A native of Kiev, Ukraine, nonreligious but of Jewish descent, and a survivor of the Soviet era who studied in Moscow, Estonia and the United States, Petrowskaja has worked as a journalist in Berlin since 1999. Her family, like many, was splintered and dispersed by the traumas of 20th-century history, among them the Bolshevik Revolution and the Holocaust.
For seven generations, members of her maternal line worked across Europe as teachers of deaf-mute children, in some cases founding schools or orphanages. It’s a fact that strains inevitably, if clumsily, toward metaphor. “As I saw it,” Petrowskaja writes, “our Jewishness was deaf-mute, and deaf-muteness was Jewish.”
Petrowskaja lost a maternal great-grandmother and great-aunt and, it seems, the titular Esther to the infamous shootings at Babi Yar, in Ukraine, where about 34,000 Jews were killed in just two September days in 1941. (Between 100,000 and 200,000 Jews, Roma, partisans and others were murdered over a two-year period, Petrowskaja writes.) Other relatives of hers perished in Nazi concentration camps.
One paternal great-uncle, Judas Stern, was an assassin: He shot a German Embassy counselor in 1932, in Moscow, and was tortured and executed as a result. Petrowskaja digs up the transcript of his trial and muses freely about his motives.

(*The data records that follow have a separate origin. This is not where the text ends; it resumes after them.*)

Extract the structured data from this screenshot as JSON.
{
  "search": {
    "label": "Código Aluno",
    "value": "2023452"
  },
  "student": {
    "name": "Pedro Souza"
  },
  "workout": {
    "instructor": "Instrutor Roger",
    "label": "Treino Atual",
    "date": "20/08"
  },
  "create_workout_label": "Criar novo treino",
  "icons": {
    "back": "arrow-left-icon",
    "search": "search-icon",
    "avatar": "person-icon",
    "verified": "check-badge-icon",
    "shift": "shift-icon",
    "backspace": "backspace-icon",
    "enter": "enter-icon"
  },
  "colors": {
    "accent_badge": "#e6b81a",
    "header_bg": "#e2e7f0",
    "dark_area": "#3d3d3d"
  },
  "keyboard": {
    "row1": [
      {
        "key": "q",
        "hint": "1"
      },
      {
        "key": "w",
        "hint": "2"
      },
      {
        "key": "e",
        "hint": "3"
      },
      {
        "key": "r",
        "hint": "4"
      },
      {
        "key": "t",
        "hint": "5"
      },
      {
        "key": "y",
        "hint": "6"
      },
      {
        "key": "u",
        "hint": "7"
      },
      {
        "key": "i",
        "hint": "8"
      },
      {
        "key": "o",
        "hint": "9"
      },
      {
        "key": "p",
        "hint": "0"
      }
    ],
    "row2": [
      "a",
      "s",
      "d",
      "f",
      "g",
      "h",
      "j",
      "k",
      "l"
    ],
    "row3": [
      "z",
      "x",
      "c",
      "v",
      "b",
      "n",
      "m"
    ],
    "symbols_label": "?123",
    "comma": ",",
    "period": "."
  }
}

The book begins in a Berlin train station at the start of a journey to Poland. The surrounding wasteland, Petrowskaja observes in one of her signature run-on sentences, “still attests to the devastation of this city, a city that was bombed and reduced to ruins in the course of victorious battles, as retribution, it seemed to me, seeing as how the war that had been the cause of immeasurable devastation, far and wide, had been steered from this very city, an endless blitzkrieg on iron wheels and with iron wings.”
In a section titled “Family Tree,” she seeks to explain her project: “I had thought that telling the story of the few people who happened to be my relatives was all that was needed to conjure up the entire 20th century.” She lists some of those relatives, and the rest of the book hopscotches among their stories.

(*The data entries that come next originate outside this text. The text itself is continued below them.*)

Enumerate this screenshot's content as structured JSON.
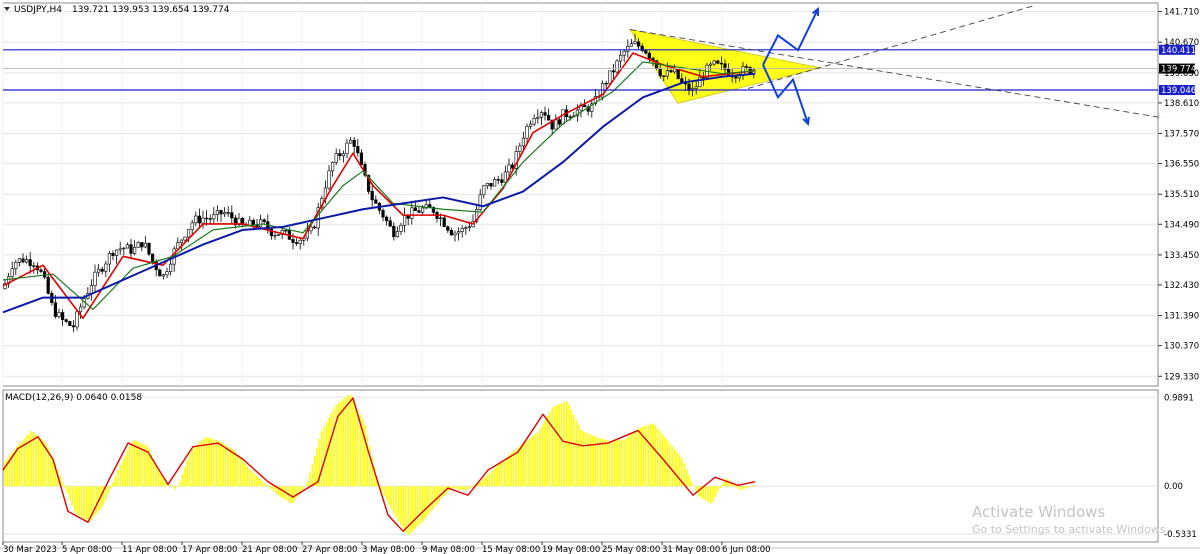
{
  "header": {
    "symbol": "USDJPY,H4",
    "ohlc": "139.721 139.953 139.654 139.774",
    "menu_icon": "triangle-down-icon"
  },
  "macd_label": "MACD(12,26,9) 0.0640 0.0158",
  "price_axis": {
    "ticks": [
      "141.710",
      "140.670",
      "139.630",
      "138.610",
      "137.570",
      "136.550",
      "135.510",
      "134.490",
      "133.450",
      "132.430",
      "131.390",
      "130.370",
      "129.330"
    ],
    "tags": {
      "upper": "140.411",
      "lower": "139.046",
      "current": "139.774"
    }
  },
  "macd_axis": {
    "ticks": [
      "0.9891",
      "0.00",
      "-0.5331"
    ]
  },
  "time_axis": [
    "30 Mar 2023",
    "5 Apr 08:00",
    "11 Apr 08:00",
    "17 Apr 08:00",
    "21 Apr 08:00",
    "27 Apr 08:00",
    "3 May 08:00",
    "9 May 08:00",
    "15 May 08:00",
    "19 May 08:00",
    "25 May 08:00",
    "31 May 08:00",
    "6 Jun 08:00"
  ],
  "watermark": {
    "title": "Activate Windows",
    "subtitle": "Go to Settings to activate Windows."
  },
  "colors": {
    "ma_fast": "#e00000",
    "ma_mid": "#1a7a1a",
    "ma_slow": "#0a1aa8",
    "hline": "#1a20c8",
    "triangle": "#ffff00",
    "macd_hist": "#ffff00",
    "macd_signal": "#e00000",
    "arrows": "#1040e0",
    "price_tag": "#1a20c8",
    "current_tag": "#000000"
  },
  "chart_data": {
    "type": "candlestick",
    "symbol": "USDJPY",
    "timeframe": "H4",
    "ylim": [
      129.0,
      142.0
    ],
    "horizontal_levels": [
      140.411,
      139.046
    ],
    "current_price": 139.774,
    "close_path": [
      {
        "x": 0,
        "y": 132.3
      },
      {
        "x": 10,
        "y": 133.2
      },
      {
        "x": 20,
        "y": 133.3
      },
      {
        "x": 32,
        "y": 133.2
      },
      {
        "x": 40,
        "y": 132.7
      },
      {
        "x": 50,
        "y": 131.6
      },
      {
        "x": 60,
        "y": 131.2
      },
      {
        "x": 70,
        "y": 131.0
      },
      {
        "x": 80,
        "y": 131.9
      },
      {
        "x": 90,
        "y": 132.6
      },
      {
        "x": 100,
        "y": 133.1
      },
      {
        "x": 110,
        "y": 133.6
      },
      {
        "x": 120,
        "y": 133.7
      },
      {
        "x": 130,
        "y": 133.6
      },
      {
        "x": 140,
        "y": 133.9
      },
      {
        "x": 150,
        "y": 133.2
      },
      {
        "x": 160,
        "y": 132.7
      },
      {
        "x": 170,
        "y": 133.5
      },
      {
        "x": 180,
        "y": 134.1
      },
      {
        "x": 190,
        "y": 134.6
      },
      {
        "x": 200,
        "y": 134.7
      },
      {
        "x": 210,
        "y": 134.7
      },
      {
        "x": 220,
        "y": 134.9
      },
      {
        "x": 230,
        "y": 134.7
      },
      {
        "x": 240,
        "y": 134.4
      },
      {
        "x": 250,
        "y": 134.5
      },
      {
        "x": 260,
        "y": 134.5
      },
      {
        "x": 270,
        "y": 134.2
      },
      {
        "x": 280,
        "y": 134.2
      },
      {
        "x": 290,
        "y": 134.0
      },
      {
        "x": 300,
        "y": 134.0
      },
      {
        "x": 310,
        "y": 134.3
      },
      {
        "x": 320,
        "y": 135.6
      },
      {
        "x": 330,
        "y": 136.6
      },
      {
        "x": 340,
        "y": 137.0
      },
      {
        "x": 350,
        "y": 137.4
      },
      {
        "x": 360,
        "y": 136.2
      },
      {
        "x": 370,
        "y": 135.3
      },
      {
        "x": 380,
        "y": 134.8
      },
      {
        "x": 390,
        "y": 134.2
      },
      {
        "x": 400,
        "y": 134.7
      },
      {
        "x": 410,
        "y": 134.9
      },
      {
        "x": 420,
        "y": 135.0
      },
      {
        "x": 430,
        "y": 135.0
      },
      {
        "x": 440,
        "y": 134.6
      },
      {
        "x": 450,
        "y": 134.2
      },
      {
        "x": 460,
        "y": 134.3
      },
      {
        "x": 470,
        "y": 134.6
      },
      {
        "x": 480,
        "y": 135.7
      },
      {
        "x": 490,
        "y": 135.9
      },
      {
        "x": 500,
        "y": 136.1
      },
      {
        "x": 510,
        "y": 136.5
      },
      {
        "x": 520,
        "y": 137.5
      },
      {
        "x": 530,
        "y": 138.2
      },
      {
        "x": 540,
        "y": 138.4
      },
      {
        "x": 550,
        "y": 137.8
      },
      {
        "x": 560,
        "y": 138.2
      },
      {
        "x": 570,
        "y": 138.3
      },
      {
        "x": 580,
        "y": 138.4
      },
      {
        "x": 590,
        "y": 138.5
      },
      {
        "x": 600,
        "y": 139.2
      },
      {
        "x": 610,
        "y": 139.7
      },
      {
        "x": 620,
        "y": 140.3
      },
      {
        "x": 630,
        "y": 140.6
      },
      {
        "x": 640,
        "y": 140.5
      },
      {
        "x": 650,
        "y": 140.1
      },
      {
        "x": 660,
        "y": 139.5
      },
      {
        "x": 670,
        "y": 139.7
      },
      {
        "x": 680,
        "y": 139.2
      },
      {
        "x": 690,
        "y": 139.0
      },
      {
        "x": 700,
        "y": 139.6
      },
      {
        "x": 710,
        "y": 139.9
      },
      {
        "x": 720,
        "y": 139.8
      },
      {
        "x": 730,
        "y": 139.6
      },
      {
        "x": 740,
        "y": 139.7
      },
      {
        "x": 752,
        "y": 139.77
      }
    ],
    "moving_averages": [
      {
        "name": "fast",
        "points": [
          {
            "x": 0,
            "y": 132.4
          },
          {
            "x": 40,
            "y": 133.1
          },
          {
            "x": 80,
            "y": 131.3
          },
          {
            "x": 120,
            "y": 133.4
          },
          {
            "x": 160,
            "y": 133.1
          },
          {
            "x": 200,
            "y": 134.5
          },
          {
            "x": 240,
            "y": 134.5
          },
          {
            "x": 300,
            "y": 134.0
          },
          {
            "x": 330,
            "y": 135.8
          },
          {
            "x": 350,
            "y": 136.9
          },
          {
            "x": 370,
            "y": 135.8
          },
          {
            "x": 400,
            "y": 134.8
          },
          {
            "x": 440,
            "y": 134.8
          },
          {
            "x": 470,
            "y": 134.5
          },
          {
            "x": 500,
            "y": 135.7
          },
          {
            "x": 530,
            "y": 137.6
          },
          {
            "x": 560,
            "y": 138.2
          },
          {
            "x": 600,
            "y": 138.9
          },
          {
            "x": 630,
            "y": 140.3
          },
          {
            "x": 660,
            "y": 139.9
          },
          {
            "x": 700,
            "y": 139.5
          },
          {
            "x": 752,
            "y": 139.7
          }
        ]
      },
      {
        "name": "mid",
        "points": [
          {
            "x": 0,
            "y": 132.6
          },
          {
            "x": 50,
            "y": 132.8
          },
          {
            "x": 90,
            "y": 131.6
          },
          {
            "x": 130,
            "y": 133.0
          },
          {
            "x": 170,
            "y": 133.4
          },
          {
            "x": 210,
            "y": 134.3
          },
          {
            "x": 260,
            "y": 134.5
          },
          {
            "x": 300,
            "y": 134.2
          },
          {
            "x": 340,
            "y": 135.8
          },
          {
            "x": 360,
            "y": 136.3
          },
          {
            "x": 390,
            "y": 135.2
          },
          {
            "x": 440,
            "y": 135.0
          },
          {
            "x": 480,
            "y": 134.9
          },
          {
            "x": 520,
            "y": 136.6
          },
          {
            "x": 560,
            "y": 137.9
          },
          {
            "x": 610,
            "y": 139.0
          },
          {
            "x": 640,
            "y": 140.0
          },
          {
            "x": 680,
            "y": 139.8
          },
          {
            "x": 720,
            "y": 139.6
          },
          {
            "x": 752,
            "y": 139.7
          }
        ]
      },
      {
        "name": "slow",
        "points": [
          {
            "x": 0,
            "y": 131.5
          },
          {
            "x": 40,
            "y": 132.0
          },
          {
            "x": 80,
            "y": 132.0
          },
          {
            "x": 120,
            "y": 132.6
          },
          {
            "x": 160,
            "y": 133.2
          },
          {
            "x": 200,
            "y": 133.8
          },
          {
            "x": 240,
            "y": 134.3
          },
          {
            "x": 280,
            "y": 134.4
          },
          {
            "x": 320,
            "y": 134.7
          },
          {
            "x": 360,
            "y": 135.0
          },
          {
            "x": 400,
            "y": 135.2
          },
          {
            "x": 440,
            "y": 135.4
          },
          {
            "x": 480,
            "y": 135.1
          },
          {
            "x": 520,
            "y": 135.6
          },
          {
            "x": 560,
            "y": 136.6
          },
          {
            "x": 600,
            "y": 137.8
          },
          {
            "x": 640,
            "y": 138.8
          },
          {
            "x": 680,
            "y": 139.3
          },
          {
            "x": 720,
            "y": 139.5
          },
          {
            "x": 752,
            "y": 139.6
          }
        ]
      }
    ],
    "triangle": [
      {
        "x": 627,
        "y": 141.1
      },
      {
        "x": 675,
        "y": 138.6
      },
      {
        "x": 817,
        "y": 139.8
      }
    ],
    "trendlines": [
      {
        "from": {
          "x": 627,
          "y": 141.1
        },
        "to": {
          "x": 1160,
          "y": 138.1
        },
        "style": "dashed"
      },
      {
        "from": {
          "x": 745,
          "y": 139.1
        },
        "to": {
          "x": 1030,
          "y": 141.9
        },
        "style": "dashed"
      }
    ],
    "projections": [
      {
        "name": "bullish",
        "points": [
          {
            "x": 760,
            "y": 139.9
          },
          {
            "x": 775,
            "y": 140.9
          },
          {
            "x": 795,
            "y": 140.4
          },
          {
            "x": 815,
            "y": 141.8
          }
        ]
      },
      {
        "name": "bearish",
        "points": [
          {
            "x": 760,
            "y": 139.9
          },
          {
            "x": 775,
            "y": 138.8
          },
          {
            "x": 790,
            "y": 139.4
          },
          {
            "x": 805,
            "y": 137.9
          }
        ]
      }
    ],
    "macd": {
      "params": "12,26,9",
      "main": 0.064,
      "signal": 0.0158,
      "ylim": [
        -0.62,
        1.07
      ],
      "signal_path": [
        {
          "x": 0,
          "y": 0.18
        },
        {
          "x": 15,
          "y": 0.42
        },
        {
          "x": 35,
          "y": 0.55
        },
        {
          "x": 50,
          "y": 0.3
        },
        {
          "x": 65,
          "y": -0.28
        },
        {
          "x": 85,
          "y": -0.4
        },
        {
          "x": 105,
          "y": 0.05
        },
        {
          "x": 125,
          "y": 0.48
        },
        {
          "x": 145,
          "y": 0.38
        },
        {
          "x": 165,
          "y": 0.02
        },
        {
          "x": 190,
          "y": 0.44
        },
        {
          "x": 215,
          "y": 0.48
        },
        {
          "x": 240,
          "y": 0.3
        },
        {
          "x": 265,
          "y": 0.05
        },
        {
          "x": 290,
          "y": -0.12
        },
        {
          "x": 315,
          "y": 0.05
        },
        {
          "x": 335,
          "y": 0.78
        },
        {
          "x": 350,
          "y": 0.98
        },
        {
          "x": 365,
          "y": 0.4
        },
        {
          "x": 385,
          "y": -0.32
        },
        {
          "x": 400,
          "y": -0.5
        },
        {
          "x": 420,
          "y": -0.28
        },
        {
          "x": 445,
          "y": -0.02
        },
        {
          "x": 465,
          "y": -0.1
        },
        {
          "x": 485,
          "y": 0.18
        },
        {
          "x": 515,
          "y": 0.38
        },
        {
          "x": 540,
          "y": 0.8
        },
        {
          "x": 560,
          "y": 0.5
        },
        {
          "x": 580,
          "y": 0.45
        },
        {
          "x": 605,
          "y": 0.48
        },
        {
          "x": 635,
          "y": 0.62
        },
        {
          "x": 660,
          "y": 0.3
        },
        {
          "x": 690,
          "y": -0.1
        },
        {
          "x": 712,
          "y": 0.1
        },
        {
          "x": 735,
          "y": 0.01
        },
        {
          "x": 752,
          "y": 0.05
        }
      ],
      "histogram": [
        0.25,
        0.45,
        0.62,
        0.48,
        0.1,
        -0.3,
        -0.4,
        -0.2,
        0.2,
        0.52,
        0.45,
        0.1,
        -0.05,
        0.4,
        0.55,
        0.5,
        0.4,
        0.2,
        0.05,
        -0.1,
        -0.2,
        0.02,
        0.6,
        0.9,
        1.03,
        0.7,
        0.0,
        -0.3,
        -0.55,
        -0.4,
        -0.2,
        -0.02,
        -0.05,
        0.05,
        0.2,
        0.35,
        0.48,
        0.6,
        0.88,
        0.95,
        0.62,
        0.55,
        0.5,
        0.52,
        0.65,
        0.7,
        0.5,
        0.3,
        -0.1,
        -0.2,
        0.1,
        -0.05,
        0.02
      ]
    }
  }
}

Petrowskaja is after not just facts, but also understanding and empathy. In the course of her travels, she visits Babi Yar; Mauthausen, the onetime Nazi concentration camp in Austria, and Warsaw, where she sees “dilapidated buildings that looked like open books.” She scours archival records and longs for witnesses to interrogate. She rejoices in family recipes, handed down through the generations, and snatches of Yiddish song — welcome traces of a lost world.

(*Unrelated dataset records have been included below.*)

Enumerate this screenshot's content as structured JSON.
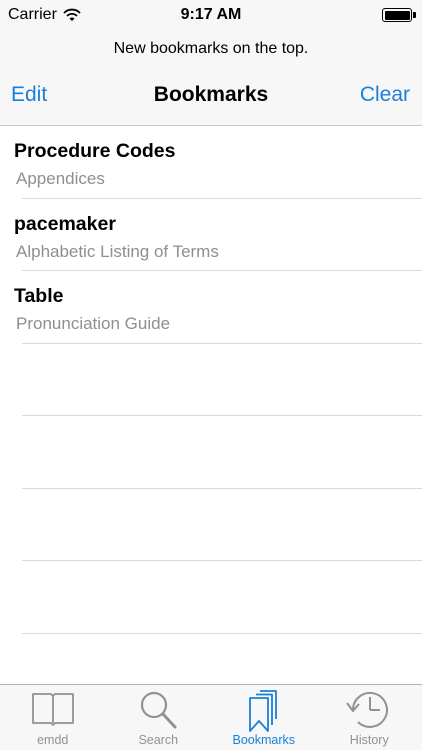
{
  "status_bar": {
    "carrier": "Carrier",
    "time": "9:17 AM"
  },
  "header": {
    "prompt": "New bookmarks on the top.",
    "title": "Bookmarks",
    "edit_label": "Edit",
    "clear_label": "Clear"
  },
  "bookmarks": [
    {
      "title": "Procedure Codes",
      "subtitle": "Appendices"
    },
    {
      "title": "pacemaker",
      "subtitle": "Alphabetic Listing of Terms"
    },
    {
      "title": "Table",
      "subtitle": "Pronunciation Guide"
    }
  ],
  "tabs": [
    {
      "label": "emdd",
      "icon": "book-icon"
    },
    {
      "label": "Search",
      "icon": "magnifier-icon"
    },
    {
      "label": "Bookmarks",
      "icon": "bookmarks-icon",
      "active": true
    },
    {
      "label": "History",
      "icon": "clock-icon"
    }
  ],
  "colors": {
    "accent": "#1a7fd8",
    "inactive": "#929292",
    "secondary_text": "#8e8e93"
  }
}
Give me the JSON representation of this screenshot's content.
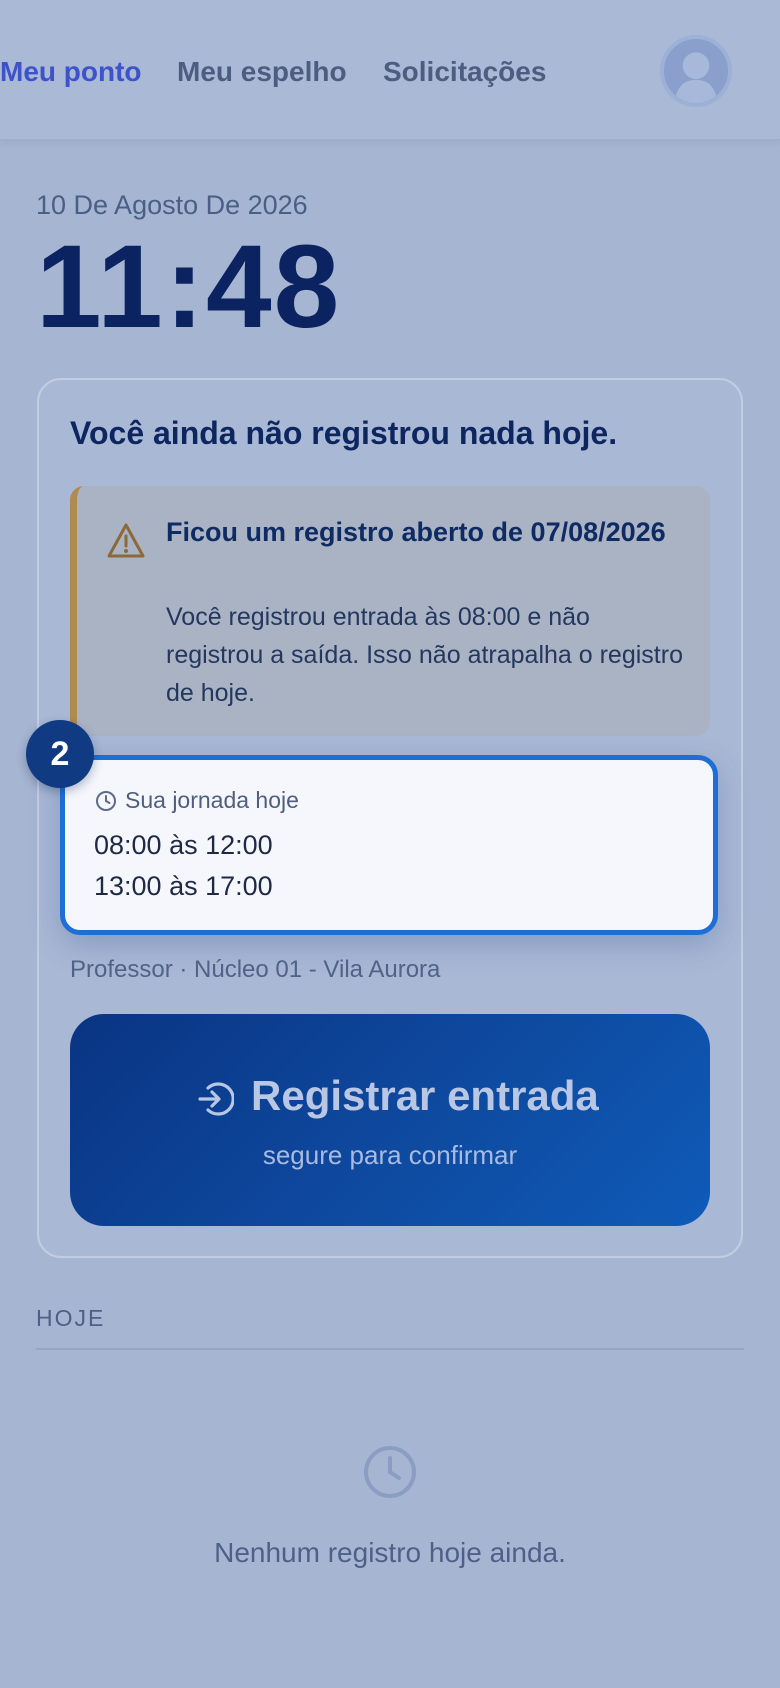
{
  "nav": {
    "items": [
      {
        "label": "Meu ponto",
        "active": true
      },
      {
        "label": "Meu espelho",
        "active": false
      },
      {
        "label": "Solicitações",
        "active": false
      }
    ]
  },
  "date": "10 De Agosto De 2026",
  "time": "11:48",
  "card": {
    "title": "Você ainda não registrou nada hoje.",
    "warning": {
      "title": "Ficou um registro aberto de 07/08/2026",
      "text": "Você registrou entrada às 08:00 e não registrou a saída. Isso não atrapalha o registro de hoje.",
      "icon": "warning-triangle-icon"
    },
    "journey": {
      "step": "2",
      "label": "Sua jornada hoje",
      "periods": [
        "08:00 às 12:00",
        "13:00 às 17:00"
      ]
    },
    "location": "Professor · Núcleo 01 - Vila Aurora",
    "register_button": {
      "label": "Registrar entrada",
      "sublabel": "segure para confirmar",
      "icon": "login-arrow-icon"
    }
  },
  "today": {
    "heading": "HOJE",
    "empty_text": "Nenhum registro hoje ainda."
  },
  "colors": {
    "overlay_bg": "#a6b5d2",
    "active_nav": "#3e52c9",
    "clock": "#0b2461",
    "highlight_border": "#1d6fd6",
    "button_start": "#0a3483",
    "button_end": "#0f5bb8",
    "warning_accent": "#b08b4f"
  }
}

“History begins when there are no more people to ask, only sources,” she writes.
There are some memorable moments, mostly when the past and present converge unexpectedly. A onetime student of Petrowskaja’s mother calls from Israel and discovers that the two were also once neighbors. Better yet, Petrowskaja finds an 87-year-old woman, a distant relation by marriage who survived concentration camps, living in Oak Ridge, Tennessee. The woman connects her to long-lost cousins in England. Petrowskaja also tries to flesh out the fairy-tale-like story of a grandfather, a former Soviet prisoner of war, who disappeared for decades and then returned, briefly, to his waiting wife, Rosa.
She chronicles all this in her second language of German: “the language of the enemy… a love that does not leave if it does not get, a gift and a goad….”
“Maybe Esther” doesn’t add up to much — at least not for those of us who’ve taken similar, more satisfying literary journeys before. Yes, the effort, like every attempt at a reckoning, still matters. But wrestling with form and language is no substitute for telling a good story, especially when the wrestler seems overmatched.